Monday, December 10, 2007

Gore Emits Hot Air in Norway

Al Gore accepted the Nobel Peace Prize today for....well I'm not sure exactly what he did to promote world peace but it must have been something. Oh yeah, global warming fear mongering.

I do not view global warming or climate change in general as an imminent problem that requires massive government intervention to save us from ourselves. Maybe that's because I'm old enough to remember that the same folks who are now warning about global warming were warning about global cooling back when I was an impressionable teenager.

I am concerned about the response to global warming though. The various proposals may not affect the global climate but they will surely affect the global economy. If we are to enact Kyoto or some successor economic suicide pact, I think we need to be damn sure about the science and whether we really need to do this.

That being said, here are a few things that I find troubling:

1. This website is surveying all the temperature monitoring sites to see if they meet the criteria set forth by NASA and NOSA. The vast majority so far do not. Monitoring stations are near parking lots and other heat sources that make the temperature measurements inaccurate.
2. Many in the global warming industry like to say that recent years were the warmest on record. The only problem is that it isn't true. NASA had a programming error in one of the programs they use to crunch the raw data. Once that was fixed the warmest year of the 20th century turned out to be 1934. And 2000, 2002, 2003, and 2004 were cooler than 1900.
3. Scientists are hyping any data that supports their preconceived conclusions. Al Gore and others have said publicly that it is okay to exaggerate because its the only way to get the public to pay attention.

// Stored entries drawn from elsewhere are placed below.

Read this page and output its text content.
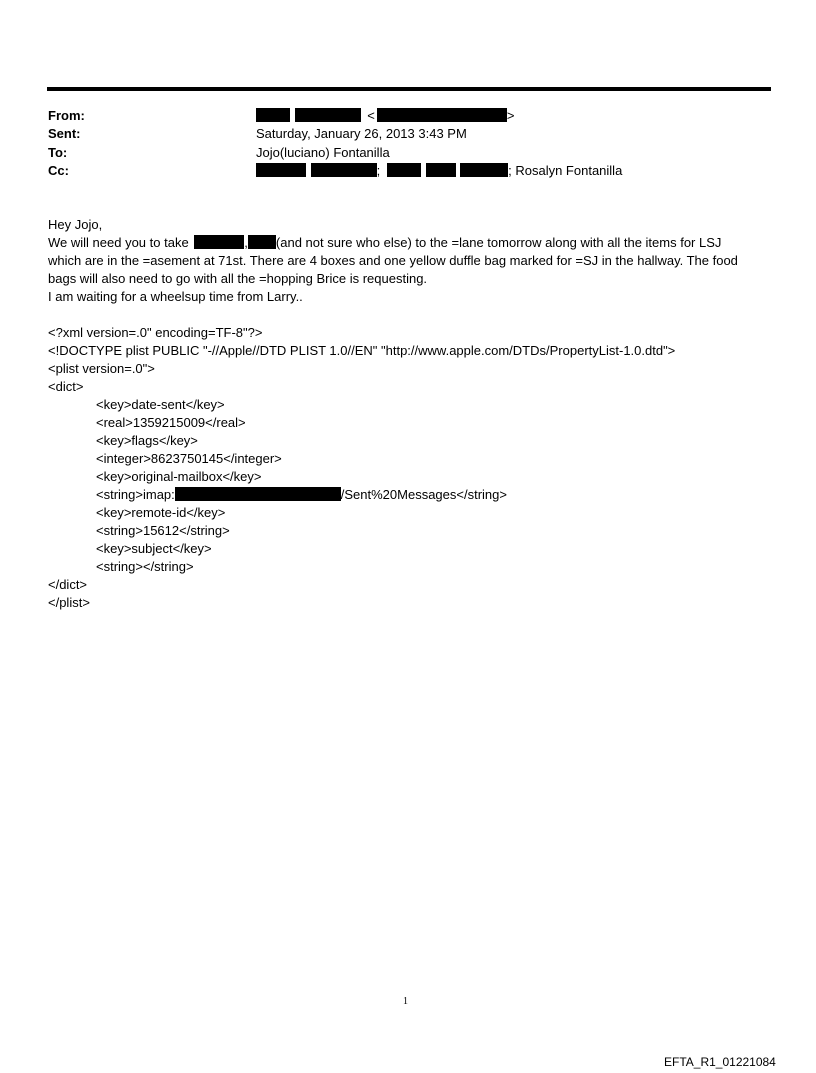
From:	<	>
Sent:	Saturday, January 26, 2013 3:43 PM
To:	Jojo(luciano) Fontanilla
Cc:	;	; Rosalyn Fontanilla
Hey Jojo,
We will need you to take	, (and not sure who else) to the =lane tomorrow along with all the items for LSJ
which are in the =asement at 71st. There are 4 boxes and one yellow duffle bag marked for =SJ in the hallway. The food
bags will also need to go with all the =hopping Brice is requesting.
I am waiting for a wheelsup time from Larry..
<?xml version=.0" encoding=TF-8"?>
<!DOCTYPE plist PUBLIC "-//Apple//DTD PLIST 1.0//EN" "http://www.apple.com/DTDs/PropertyList-1.0.dtd">
<plist version=.0">
<dict>
<key>date-sent</key>
<real>1359215009</real>
<key>flags</key>
<integer>8623750145</integer>
<key>original-mailbox</key>
<string>imap:	/Sent%20Messages</string>
<key>remote-id</key>
<string>15612</string>
<key>subject</key>
<string></string>
</dict>
</plist>
1
EFTA_R1_01221084
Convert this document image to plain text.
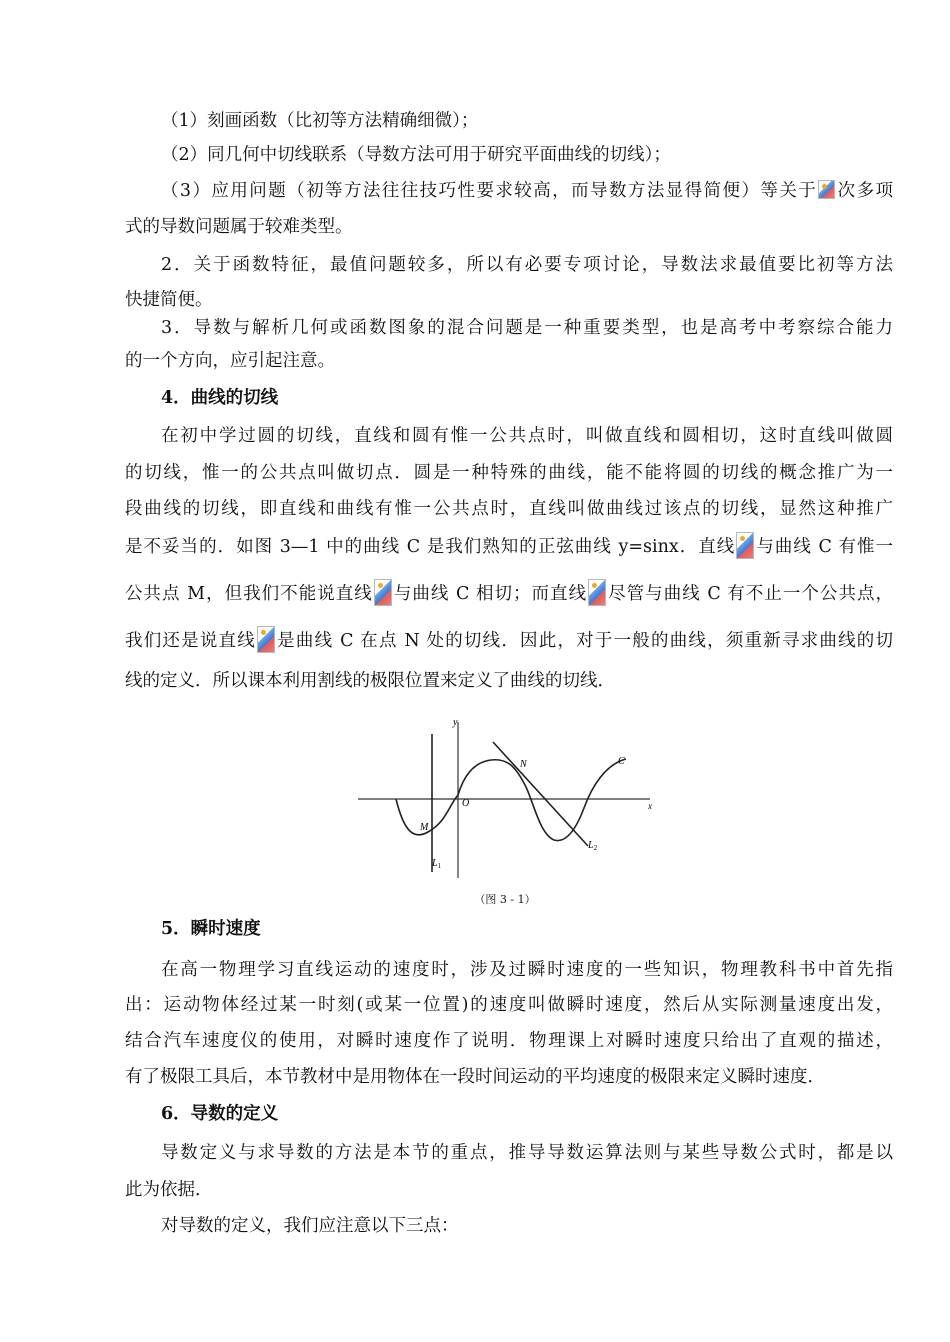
（1）刻画函数（比初等方法精确细微）；
（2）同几何中切线联系（导数方法可用于研究平面曲线的切线）；
（3）应用问题（初等方法往往技巧性要求较高，而导数方法显得简便）等关于 次多项
式的导数问题属于较难类型。
2．关于函数特征，最值问题较多，所以有必要专项讨论，导数法求最值要比初等方法
快捷简便。
3．导数与解析几何或函数图象的混合问题是一种重要类型，也是高考中考察综合能力
的一个方向，应引起注意。
4．曲线的切线
在初中学过圆的切线，直线和圆有惟一公共点时，叫做直线和圆相切，这时直线叫做圆
的切线，惟一的公共点叫做切点．圆是一种特殊的曲线，能不能将圆的切线的概念推广为一
段曲线的切线，即直线和曲线有惟一公共点时，直线叫做曲线过该点的切线，显然这种推广
是不妥当的．如图 3—1 中的曲线 C 是我们熟知的正弦曲线 y=sinx．直线 与曲线 C 有惟一
公共点 M，但我们不能说直线 与曲线 C 相切；而直线 尽管与曲线 C 有不止一个公共点，
我们还是说直线 是曲线 C 在点 N 处的切线．因此，对于一般的曲线，须重新寻求曲线的切
线的定义．所以课本利用割线的极限位置来定义了曲线的切线．
y
x
O
C
N
M
$L_1$
$L_2$
（图 3 - 1）
5．瞬时速度
在高一物理学习直线运动的速度时，涉及过瞬时速度的一些知识，物理教科书中首先指
出：运动物体经过某一时刻(或某一位置)的速度叫做瞬时速度，然后从实际测量速度出发，
结合汽车速度仪的使用，对瞬时速度作了说明．物理课上对瞬时速度只给出了直观的描述，
有了极限工具后，本节教材中是用物体在一段时间运动的平均速度的极限来定义瞬时速度．
6．导数的定义
导数定义与求导数的方法是本节的重点，推导导数运算法则与某些导数公式时，都是以
此为依据．
对导数的定义，我们应注意以下三点：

Al Gore: "Nobody is interested in solutions if they don’t think there’s a problem. Given that starting point, I believe it is appropriate to have an over-representation of factual presentations on how dangerous it is, as a predicate for opening up the audience to listen to what the solutions are, and how hopeful it is that we are going to solve this crisis."
Stephen Schneider of Stanford University: "To reduce the risk of potentially disastrous climatic change, scientists must capture the public’s imagination. That, of course, entails getting loads of media coverage. So we have to offer up scary scenarios, make simplified, dramatic statements, and make little mention of any doubts we might have. Each of us has to decide what the right balance is between being effective and being honest. I hope that means being both.”

Al Gore is a self interested charlatan who deserves our scorn, not the Nobel Peace Prize.